Otyłość bądź wychudzenie mogą mieć swoje źródło w złym funkcjonowaniu tarczycy (odpowiednio niedoczynność i nadczynność), które można leczyć, zapobiegać mu, a nawet całkowicie je odwrócić za pomocą jodu. Badanie przeprowadzone na początku XX wieku przez dra Marine’a wykazało, że suplementacja jodem może doprowadzić do zaniku wola, schorzenia związanego zarówno z niedoczynnością, jak i nadczynnością tarczycy. Fibromialgia to kolejny problem wynikający z niedoboru jodu, podobnie jak przewlekłe zmęczenie.

 

Jod aktywuje receptory hormonalne i pomaga zapobiegać pewnym rodzajom nowotworów

Do aktywacji receptorów hormonalnych (znajdujących się we wszystkich komórkach ciała) optymalna dawka jodu jest o dwa rzędy wielkości wyższa od niezbędnej do zapobieżenia wolu.

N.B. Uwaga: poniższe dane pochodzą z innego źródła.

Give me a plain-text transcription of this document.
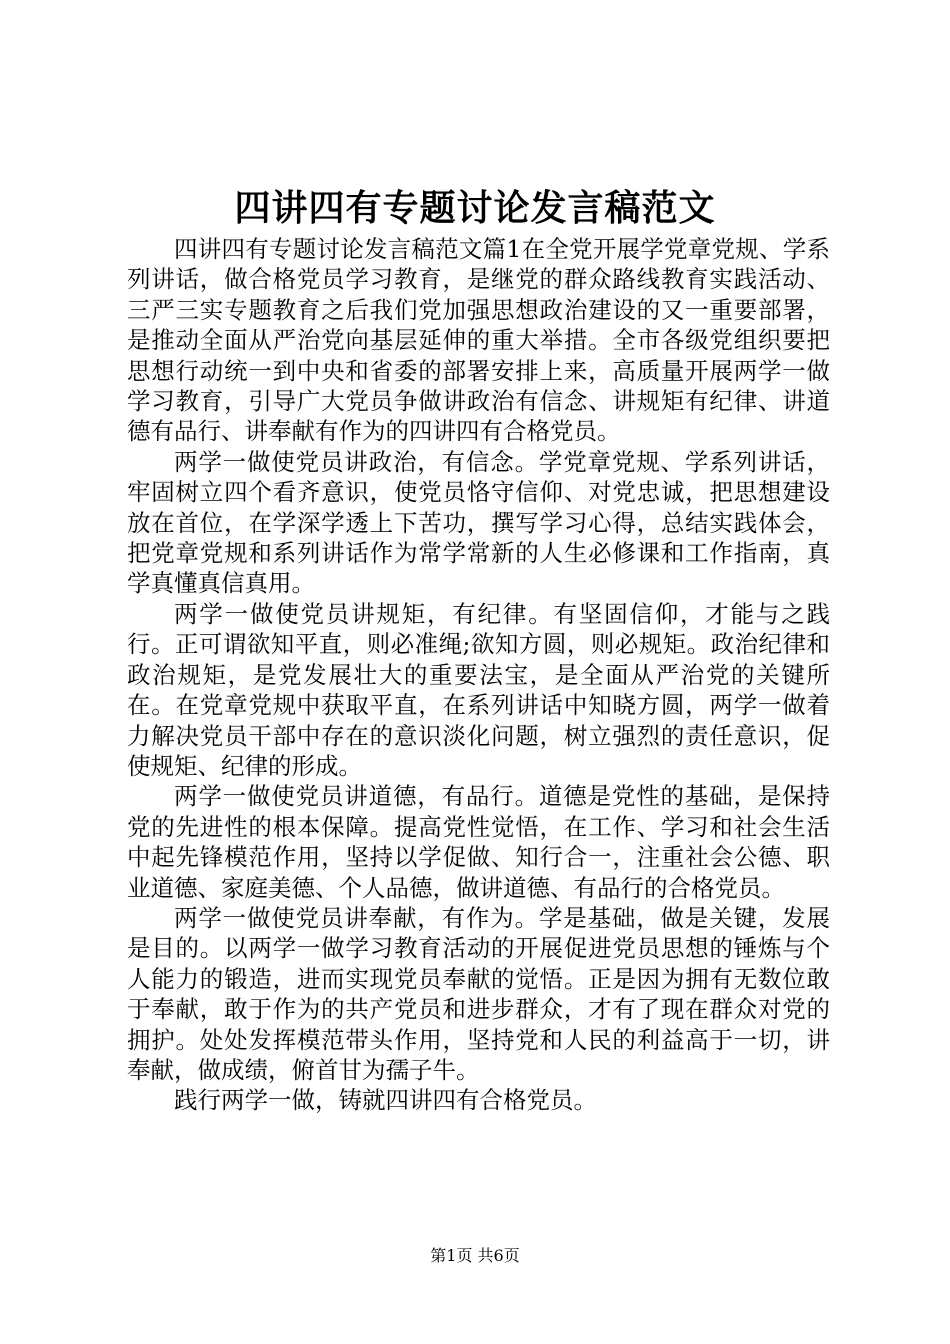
四讲四有专题讨论发言稿范文

四讲四有专题讨论发言稿范文篇1在全党开展学党章党规、学系列讲话，做合格党员学习教育，是继党的群众路线教育实践活动、三严三实专题教育之后我们党加强思想政治建设的又一重要部署，是推动全面从严治党向基层延伸的重大举措。全市各级党组织要把思想行动统一到中央和省委的部署安排上来，高质量开展两学一做学习教育，引导广大党员争做讲政治有信念、讲规矩有纪律、讲道德有品行、讲奉献有作为的四讲四有合格党员。

两学一做使党员讲政治，有信念。学党章党规、学系列讲话，牢固树立四个看齐意识，使党员恪守信仰、对党忠诚，把思想建设放在首位，在学深学透上下苦功，撰写学习心得，总结实践体会，把党章党规和系列讲话作为常学常新的人生必修课和工作指南，真学真懂真信真用。

两学一做使党员讲规矩，有纪律。有坚固信仰，才能与之践行。正可谓欲知平直，则必准绳;欲知方圆，则必规矩。政治纪律和政治规矩，是党发展壮大的重要法宝，是全面从严治党的关键所在。在党章党规中获取平直，在系列讲话中知晓方圆，两学一做着力解决党员干部中存在的意识淡化问题，树立强烈的责任意识，促使规矩、纪律的形成。

两学一做使党员讲道德，有品行。道德是党性的基础，是保持党的先进性的根本保障。提高党性觉悟，在工作、学习和社会生活中起先锋模范作用，坚持以学促做、知行合一，注重社会公德、职业道德、家庭美德、个人品德，做讲道德、有品行的合格党员。

两学一做使党员讲奉献，有作为。学是基础，做是关键，发展是目的。以两学一做学习教育活动的开展促进党员思想的锤炼与个人能力的锻造，进而实现党员奉献的觉悟。正是因为拥有无数位敢于奉献，敢于作为的共产党员和进步群众，才有了现在群众对党的拥护。处处发挥模范带头作用，坚持党和人民的利益高于一切，讲奉献，做成绩，俯首甘为孺子牛。

践行两学一做，铸就四讲四有合格党员。

第1页 共6页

Zdaniem dra Davida Derry’ego z Kanady aktywne miejsca hormonu tarczycy występują we wszystkich mitochondriach, a kiedy jest dość jodu do aktywowania tarczycy, wówczas we wszystkich komórkach zwiększa się również wytwarzanie ATP (adenozyno-5’-trifosforan – biologiczna jednostka energii). Jest to ważne, ponieważ komórki rakowe mają znacznie mniej mitochondriów w komórce od zdrowych komórek, które zapewniają więcej energii i ochrony przed nowotworem. Według dra Brownsteina podstawowym powodem niewydolności mitochondrialnej jest niedobór jodu. W punktu widzenia energetycznego podstawową przyczyną raka jest niewydolność mitochondriów. Jest oczywiste, że dostatek jodu pomaga zapobiegać nowotworom, zwłaszcza rakowi piersi, tarczycy, jajników, żołądka i przełyku. Jod zapobiega peroksydacji lipidów, szczególnie w przypadku raka piersi. Z kolei niedobór jodu zwiększa częstość występowania tego nowotworu.

W badaniu, podczas którego chorym na raka zrobiono test na jod, stwierdzono, że wszyscy oni mieli poważne niedobory tego minerału. Kobiety z niedoborem jodu miały trzy razy częściej nowotwór piersi – wysokie jego spożycie ogranicza ryzyko tej choroby. Dr Sircus podaje w swojej książce, że w czasie leczenia raka prostaty i piersi dr Brownstein stosował od 200 a 300 miligramów jodu dziennie, przy czym wyższe dawki przy poważniejszych i trudniejszych chorobach.

 

 

Wyższe spożycie jodu w Japonii ma związek z rzadszym występowaniem raka piersi i prostaty.

 

 

Jod chroni działanie ATP i zwiększa jego wytwarzanie

Kolejnym ważnym aspektem jodu jest jego zdolność do ochrony ATP. Wystarczająca jego ilość we wszystkich tkankach i komórkach pomaga wydzielać nawet 36 cząsteczek ATP w cyklu Krebsa, co ma doniosłe skutki na wszystkich poziomach funkcjonowania, z mózgiem włącznie. Gdy brakuje jodu, pojawia się skłonność do przechodzenia do glikolizy. To znacznie obniża wytwarzanie ATP i powoduje spadek sił witalnych oraz powstawanie chorób.